When Tiny Lots formed, a tiny house community in north Texas, the owners checked with the county to learn what rules and restrictions applied to their rural property. The only requirement was an additional septic system.
Owners, Brett and Mindy West, complied and also took it upon themselves to install tie-downs for each house, as a safety precaution from the regular high-winds.
Cast a Broad Net When Looking for Land to Buy for a Tiny House
Available land and undeveloped lots are not abundant everywhere in the country and can be hard to find. Driving around and looking for “For Sale” signs is not an efficient way to go about your search.
Good news: there are more online land sales sites than ever before so you can find the right land for your tiny house.
These allow you to search by location, property type (farm, recreational, etc.), and special features. Additionally, you can look for lots with no zoning, like on Land is Home.
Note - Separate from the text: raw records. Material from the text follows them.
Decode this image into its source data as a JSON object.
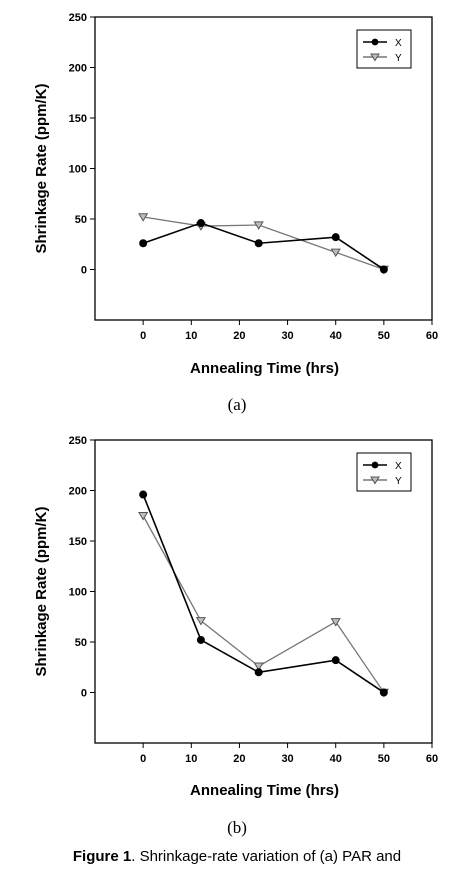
{
  "figure": {
    "caption_bold": "Figure 1",
    "caption_text": ". Shrinkage-rate variation of (a) PAR and"
  },
  "chart_data": [
    {
      "type": "line",
      "panel_label": "(a)",
      "xlabel": "Annealing Time (hrs)",
      "ylabel": "Shrinkage Rate (ppm/K)",
      "xlim": [
        -10,
        60
      ],
      "ylim": [
        -50,
        250
      ],
      "xticks": [
        0,
        10,
        20,
        30,
        40,
        50,
        60
      ],
      "yticks": [
        0,
        50,
        100,
        150,
        200,
        250
      ],
      "grid": false,
      "legend_position": "top-right",
      "series": [
        {
          "name": "X",
          "color": "#000000",
          "marker": "circle",
          "x": [
            0,
            12,
            24,
            40,
            50
          ],
          "y": [
            26,
            46,
            26,
            32,
            0
          ]
        },
        {
          "name": "Y",
          "color": "#777777",
          "marker": "triangle-down",
          "x": [
            0,
            12,
            24,
            40,
            50
          ],
          "y": [
            52,
            43,
            44,
            17,
            0
          ]
        }
      ]
    },
    {
      "type": "line",
      "panel_label": "(b)",
      "xlabel": "Annealing Time (hrs)",
      "ylabel": "Shrinkage Rate (ppm/K)",
      "xlim": [
        -10,
        60
      ],
      "ylim": [
        -50,
        250
      ],
      "xticks": [
        0,
        10,
        20,
        30,
        40,
        50,
        60
      ],
      "yticks": [
        0,
        50,
        100,
        150,
        200,
        250
      ],
      "grid": false,
      "legend_position": "top-right",
      "series": [
        {
          "name": "X",
          "color": "#000000",
          "marker": "circle",
          "x": [
            0,
            12,
            24,
            40,
            50
          ],
          "y": [
            196,
            52,
            20,
            32,
            0
          ]
        },
        {
          "name": "Y",
          "color": "#777777",
          "marker": "triangle-down",
          "x": [
            0,
            12,
            24,
            40,
            50
          ],
          "y": [
            175,
            71,
            26,
            70,
            0
          ]
        }
      ]
    }
  ]
}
For more in-depth information about a piece of land, be sure to contact the realtor and local jurisdiction, city, county, or both.
Search for land here:
- Land is Home
- Land and Farm
- Lands of America
- LandFlip and LotFlip
- Rural Vacant Land
- Farm & Ranch
Budget Carefully: Development Costs Can Add Up Quickly
If you are looking to purchase an undeveloped or raw piece of land for a tiny house, you will need to consider what improvements may be desired and required. Firstly, you’ll need to know if there is power and water access.
No available power means you need to create your own or pay to bring it to your property. Costs will vary depending on location. The further you are from utility connections, the pricier it will be to connect your property. In some areas, if you are close enough, the price may be close to free.
The same goes for water. If city water isn’t available, you will need to truck it in, like Alan does, or drill a well, which can cost anywhere from $1,500 to as much as $10,000, plus permitting fees.
In most cases, to hook up local water and power will cost $10,000-$30,000. The most affordable route is to find undeveloped land that already has utility connections.
Weigh the costs of all options to make the best decision when buying land for a tiny house.
Looking to save money on building your tiny home? Check out these 5 tiny house kits for under $5,000!
It’s also important to keep in mind the upfront costs and required maintenance for off-grid power options, like wind turbines and solar power generators.
Don’t forget sewage! A new septic system can cost upwards of $5,000. The good news is smaller houses require smaller systems, translating to cost savings.
Another popular tiny house option is a composting toilet. The byproduct can be further broken down into a humanure system. To learn the ins and outs of how to properly execute this kind of composting, read the Humanure Handbook.
For household water and urine management, you can create a greywater filtration system. Be aware: your municipality or county may not allow this kind of water and waste management. Check your local regulations to know for sure.
Most importantly, don’t forget to consider how you will move your tiny house onto the property—an access road or a driveway is a necessity. For example, Alan had to clear and grade his lot before he could move onto it.
The total cost of any land purchase, depending on where it is and the local regulations, could include property surveys, soil and water tests, fees, permits, engineering services, utility hookups, tree removal, etc.
Be sure to investigate what expenses will be required to develop your land to prepare it for your tiny house. My advice: add a couple of thousand dollar cushion to your budget for any unexpected problems or fees.
Ready to Find Your Perfect Plot of Land for a Tiny House?
These are several things to think about when considering buying land for your tiny house.
First, remember to leave no stone unturned when looking for available land. Second, research the area’s zoning laws, building requirements, and necessary expenses. Third, consider a tiny home community, if developing land on your own feels overwhelming—a big perk: no zoning research required.
Always make sure you take your time and don’t rush into anything that isn’t right for you.